A short documentary about a man in the UK who has this condition opened to us the world of someone without typical boundaries between senses. When this man eats, he sees a sheet of color before him. For example, when tasting chicken, a blue color fills his vision. Such palettes of color also appear when he hears music. The french horn, in his opinion, is a miserable instrument, not because of its sound per se, but because he sees a dreary gray color when he hears it and the color ruins his experience of any other instrument playing at the time.
Truthfully, I found this concept of synesthesia riveting. It is estimated that 1% of the population experiences synesthesia in some form. It makes me wonder: who do I know who has this? As our clinician suggested, perhaps geniuses like Beethoven had synesthesia. Is synesthasia to credit for unearthly beauty in the work of some artists? My mind salivated at the thought.

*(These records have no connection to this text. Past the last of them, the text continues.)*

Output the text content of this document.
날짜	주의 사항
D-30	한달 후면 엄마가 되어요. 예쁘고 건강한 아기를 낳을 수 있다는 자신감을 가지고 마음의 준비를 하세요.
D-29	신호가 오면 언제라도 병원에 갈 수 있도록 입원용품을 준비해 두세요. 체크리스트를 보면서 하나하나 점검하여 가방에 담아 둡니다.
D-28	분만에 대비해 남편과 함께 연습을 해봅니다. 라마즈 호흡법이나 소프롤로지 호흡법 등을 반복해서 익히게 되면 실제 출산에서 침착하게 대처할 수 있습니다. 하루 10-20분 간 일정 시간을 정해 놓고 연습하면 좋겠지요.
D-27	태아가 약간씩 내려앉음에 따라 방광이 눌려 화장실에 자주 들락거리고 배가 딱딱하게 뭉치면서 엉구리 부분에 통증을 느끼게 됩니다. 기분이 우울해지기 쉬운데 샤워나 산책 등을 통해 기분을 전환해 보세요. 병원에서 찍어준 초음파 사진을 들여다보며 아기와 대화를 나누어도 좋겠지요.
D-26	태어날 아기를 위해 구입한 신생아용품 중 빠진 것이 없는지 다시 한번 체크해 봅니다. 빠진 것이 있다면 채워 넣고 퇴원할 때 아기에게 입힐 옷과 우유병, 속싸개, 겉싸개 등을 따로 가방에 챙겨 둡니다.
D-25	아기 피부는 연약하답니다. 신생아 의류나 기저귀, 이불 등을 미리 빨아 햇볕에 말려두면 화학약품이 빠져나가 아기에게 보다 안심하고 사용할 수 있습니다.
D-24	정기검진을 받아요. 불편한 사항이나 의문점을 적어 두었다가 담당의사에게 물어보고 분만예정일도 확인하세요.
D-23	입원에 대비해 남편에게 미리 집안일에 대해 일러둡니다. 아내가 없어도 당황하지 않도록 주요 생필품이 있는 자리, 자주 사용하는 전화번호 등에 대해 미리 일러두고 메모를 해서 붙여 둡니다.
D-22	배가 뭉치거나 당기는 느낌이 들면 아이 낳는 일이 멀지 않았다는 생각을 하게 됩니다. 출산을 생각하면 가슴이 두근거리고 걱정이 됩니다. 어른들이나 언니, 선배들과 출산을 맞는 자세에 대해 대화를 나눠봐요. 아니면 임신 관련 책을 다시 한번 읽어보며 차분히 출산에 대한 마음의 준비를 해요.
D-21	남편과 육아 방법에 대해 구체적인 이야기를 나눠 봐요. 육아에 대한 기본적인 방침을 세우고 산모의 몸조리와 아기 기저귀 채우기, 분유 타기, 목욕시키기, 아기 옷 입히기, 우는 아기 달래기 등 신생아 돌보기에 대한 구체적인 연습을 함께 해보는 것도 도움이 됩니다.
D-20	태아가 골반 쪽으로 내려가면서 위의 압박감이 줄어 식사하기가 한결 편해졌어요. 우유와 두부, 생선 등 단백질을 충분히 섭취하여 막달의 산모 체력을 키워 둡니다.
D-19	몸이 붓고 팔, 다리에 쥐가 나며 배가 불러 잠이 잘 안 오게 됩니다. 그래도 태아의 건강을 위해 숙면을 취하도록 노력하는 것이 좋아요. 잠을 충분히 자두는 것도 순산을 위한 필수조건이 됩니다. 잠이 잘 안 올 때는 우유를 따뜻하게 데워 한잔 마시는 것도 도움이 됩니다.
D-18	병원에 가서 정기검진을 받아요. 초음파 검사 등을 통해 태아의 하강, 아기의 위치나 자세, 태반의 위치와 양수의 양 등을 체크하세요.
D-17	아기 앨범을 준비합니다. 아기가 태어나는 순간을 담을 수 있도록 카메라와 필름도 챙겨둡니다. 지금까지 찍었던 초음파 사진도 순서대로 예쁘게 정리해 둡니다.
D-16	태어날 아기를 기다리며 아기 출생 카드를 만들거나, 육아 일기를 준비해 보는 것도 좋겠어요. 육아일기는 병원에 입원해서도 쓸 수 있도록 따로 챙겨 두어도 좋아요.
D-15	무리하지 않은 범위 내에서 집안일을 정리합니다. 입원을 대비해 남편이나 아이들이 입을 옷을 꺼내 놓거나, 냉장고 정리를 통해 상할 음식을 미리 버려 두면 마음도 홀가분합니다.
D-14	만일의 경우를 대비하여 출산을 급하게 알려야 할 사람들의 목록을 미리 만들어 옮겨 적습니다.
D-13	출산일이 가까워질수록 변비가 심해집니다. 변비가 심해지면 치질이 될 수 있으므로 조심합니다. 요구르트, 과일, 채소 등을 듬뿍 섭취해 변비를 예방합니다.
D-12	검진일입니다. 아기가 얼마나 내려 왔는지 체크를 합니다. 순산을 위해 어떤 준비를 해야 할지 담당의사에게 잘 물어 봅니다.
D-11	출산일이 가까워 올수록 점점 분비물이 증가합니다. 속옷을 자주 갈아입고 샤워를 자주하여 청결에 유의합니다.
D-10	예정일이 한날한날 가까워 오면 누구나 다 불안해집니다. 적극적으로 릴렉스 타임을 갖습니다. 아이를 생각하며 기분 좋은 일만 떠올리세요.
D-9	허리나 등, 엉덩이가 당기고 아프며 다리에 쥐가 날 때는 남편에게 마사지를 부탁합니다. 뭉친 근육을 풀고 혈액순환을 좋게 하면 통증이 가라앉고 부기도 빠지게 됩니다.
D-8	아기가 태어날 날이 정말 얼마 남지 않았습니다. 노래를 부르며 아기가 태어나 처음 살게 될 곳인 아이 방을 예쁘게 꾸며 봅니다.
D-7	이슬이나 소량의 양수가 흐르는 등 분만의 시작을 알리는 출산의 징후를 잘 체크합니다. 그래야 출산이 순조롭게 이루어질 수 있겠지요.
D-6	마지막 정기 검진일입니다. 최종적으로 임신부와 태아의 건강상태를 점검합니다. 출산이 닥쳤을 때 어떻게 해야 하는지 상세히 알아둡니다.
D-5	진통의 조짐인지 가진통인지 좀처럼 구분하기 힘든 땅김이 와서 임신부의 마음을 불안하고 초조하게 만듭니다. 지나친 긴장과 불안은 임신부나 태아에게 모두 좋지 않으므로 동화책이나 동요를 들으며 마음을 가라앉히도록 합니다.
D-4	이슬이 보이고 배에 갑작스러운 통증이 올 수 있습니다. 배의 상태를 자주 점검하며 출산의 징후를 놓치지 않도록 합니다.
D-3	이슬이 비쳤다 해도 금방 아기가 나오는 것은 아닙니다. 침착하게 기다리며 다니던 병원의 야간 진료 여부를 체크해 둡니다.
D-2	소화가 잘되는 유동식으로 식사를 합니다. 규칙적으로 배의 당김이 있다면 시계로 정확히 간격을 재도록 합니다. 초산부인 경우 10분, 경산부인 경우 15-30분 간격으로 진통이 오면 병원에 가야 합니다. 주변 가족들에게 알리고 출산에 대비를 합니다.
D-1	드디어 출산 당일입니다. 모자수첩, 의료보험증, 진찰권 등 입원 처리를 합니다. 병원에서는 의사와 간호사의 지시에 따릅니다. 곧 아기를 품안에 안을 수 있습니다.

There are times when the world seems almost too marvelous, mysterious, multi-faceted, and mind-blowingly fascinating for me to know what to do with my eagerness to soak it in. I felt this way Friday, as I do now, in thinking on this concept of synesthesia. As always, it points me back to my marvelous Creator. The world is a feast for all senses and is filled with more food for the mind and soul than I can fully experience in my lifetime. I am in awe.